Trainee solicitors are being ‘exploited’ by firms offering them a Hobson’s choice between a paralegal role or the dole when they qualify, the Gazette has learned.
The Junior Lawyers Division (JLD) said firms’ financial problems meant they were attempting to avoid paying newly qualified lawyers’ salaries and to save on practising certificate fees.
JLD committee member Kevin Poulter said some newly qualified lawyers are being told that they will only be taken on as paralegals, while law graduates seeking training contracts are being expected to work without pay.
The JLD warned that the profession ‘runs the risk of becoming elitist’ if the trend continues.
Poulter said: ‘The newly qualified jobs market has been hit over the past 12 months and the general feeling is that any position within the profession is better than nothing. Unfortunately this… gives firms the upper hand [over trainees] and the opportunity to exploit their predicament. The profession runs the risk of once again becoming elitist, where only those with sufficient means are able to progress.
‘It’s one of our key issues, and we need to clarify how and where junior lawyers are being exploited. We recognise the current economic difficulties for the profession, but junior lawyers should not disproportionately suffer as a result.’
Poulter said that junior lawyers are being hit hardest in small and medium-sized firms, although the issue has also surfaced at one large firm. He also expressed concern that some trainees are not being told far enough in advance whether they will be kept on by their firm when their training contract expires.
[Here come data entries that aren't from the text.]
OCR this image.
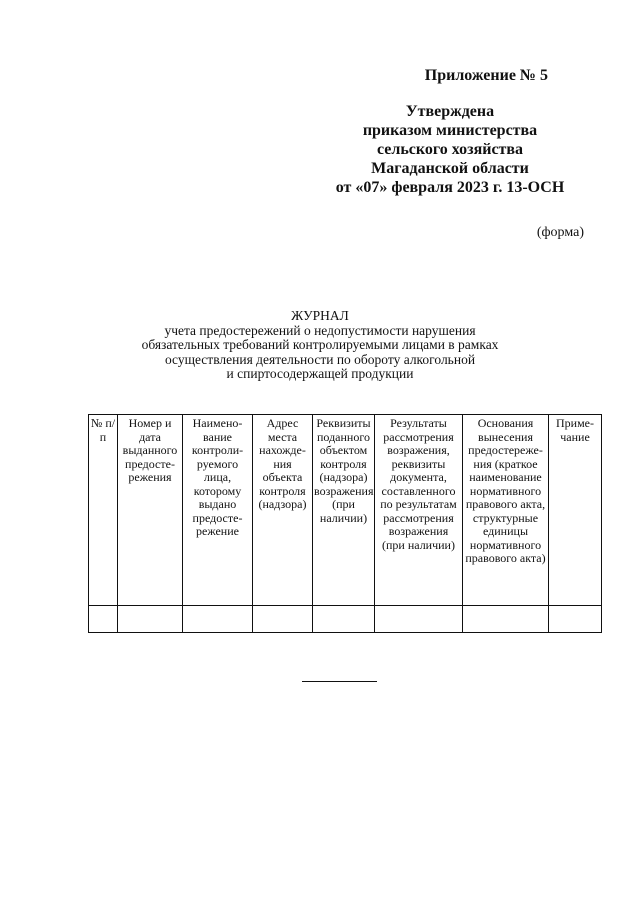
Приложение № 5
Утверждена
приказом министерства
сельского хозяйства
Магаданской области
от «07» февраля 2023 г. 13-ОСН
(форма)
ЖУРНАЛ
учета предостережений о недопустимости нарушения
обязательных требований контролируемыми лицами в рамках
осуществления деятельности по обороту алкогольной
и спиртосодержащей продукции
№ п/п	Номер и дата выданного предосте-режения	Наимено-вание контроли-руемого лица, которому выдано предосте-режение	Адрес места нахожде-ния объекта контроля (надзора)	Реквизиты поданного объектом контроля (надзора) возражения (при наличии)	Результаты рассмотрения возражения, реквизиты документа, составленного по результатам рассмотрения возражения (при наличии)	Основания вынесения предостереже-ния (краткое наименование нормативного правового акта, структурные единицы нормативного правового акта)	Приме-чание
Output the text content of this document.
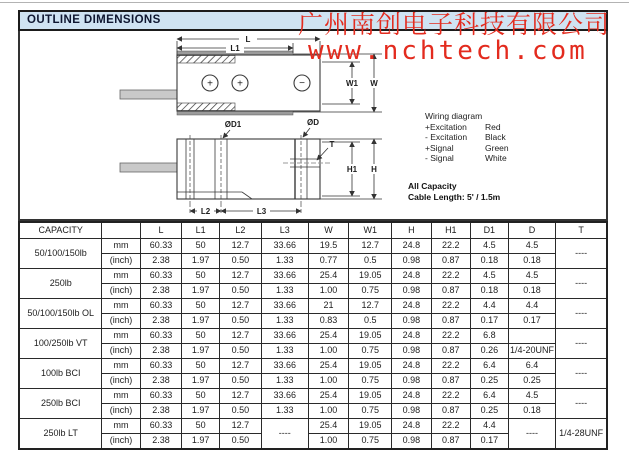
OUTLINE DIMENSIONS
+ +	−
L
L1
W1 W
H1 H
L2	L3
ØD1	ØD
T
Wiring diagram
+Excitation	Red
- Excitation	Black
+Signal	Green
- Signal	White
All Capacity
Cable Length: 5' / 1.5m
CAPACITY		L	L1	L2	L3	W	W1	H	H1	D1	D	T
50/100/150lb	mm	60.33	50	12.7	33.66	19.5	12.7	24.8	22.2	4.5	4.5	----
	(inch)	2.38	1.97	0.50	1.33	0.77	0.5	0.98	0.87	0.18	0.18	
250lb	mm	60.33	50	12.7	33.66	25.4	19.05	24.8	22.2	4.5	4.5	----
	(inch)	2.38	1.97	0.50	1.33	1.00	0.75	0.98	0.87	0.18	0.18	
50/100/150lb OL	mm	60.33	50	12.7	33.66	21	12.7	24.8	22.2	4.4	4.4	----
	(inch)	2.38	1.97	0.50	1.33	0.83	0.5	0.98	0.87	0.17	0.17	
100/250lb VT	mm	60.33	50	12.7	33.66	25.4	19.05	24.8	22.2	6.8		----
	(inch)	2.38	1.97	0.50	1.33	1.00	0.75	0.98	0.87	0.26	1/4-20UNF	
100lb BCI	mm	60.33	50	12.7	33.66	25.4	19.05	24.8	22.2	6.4	6.4	----
	(inch)	2.38	1.97	0.50	1.33	1.00	0.75	0.98	0.87	0.25	0.25	
250lb BCI	mm	60.33	50	12.7	33.66	25.4	19.05	24.8	22.2	6.4	4.5	----
	(inch)	2.38	1.97	0.50	1.33	1.00	0.75	0.98	0.87	0.25	0.18	
250lb LT	mm	60.33	50	12.7	----	25.4	19.05	24.8	22.2	4.4	----	1/4-28UNF
	(inch)	2.38	1.97	0.50		1.00	0.75	0.98	0.87	0.17		
广州南创电子科技有限公司
www.nchtech.com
The JLD will shortly canvass its members on the treatment of trainees through an internet poll and through its local networks.
The number of available law firm traineeships fell by nearly 8% in the year ended 31 July 2009, during which 5,809 new traineeships were registered with the Society, down from 6,303 in the year to 31 July 2008.
A spokesman for the SRA said that taking on newly qualified lawyers as paralegals, or taking on interns for no pay, would not breach SRA rules. The SRA sets a minimum salary level for trainees but will decide in the spring whether or not to continue to do so.
Last year a report by the Panel on Fair Access to the Professions, chaired by former cabinet minister Alan Milburn, raised concerns over unpaid internships being a barrier to fair access to the legal profession.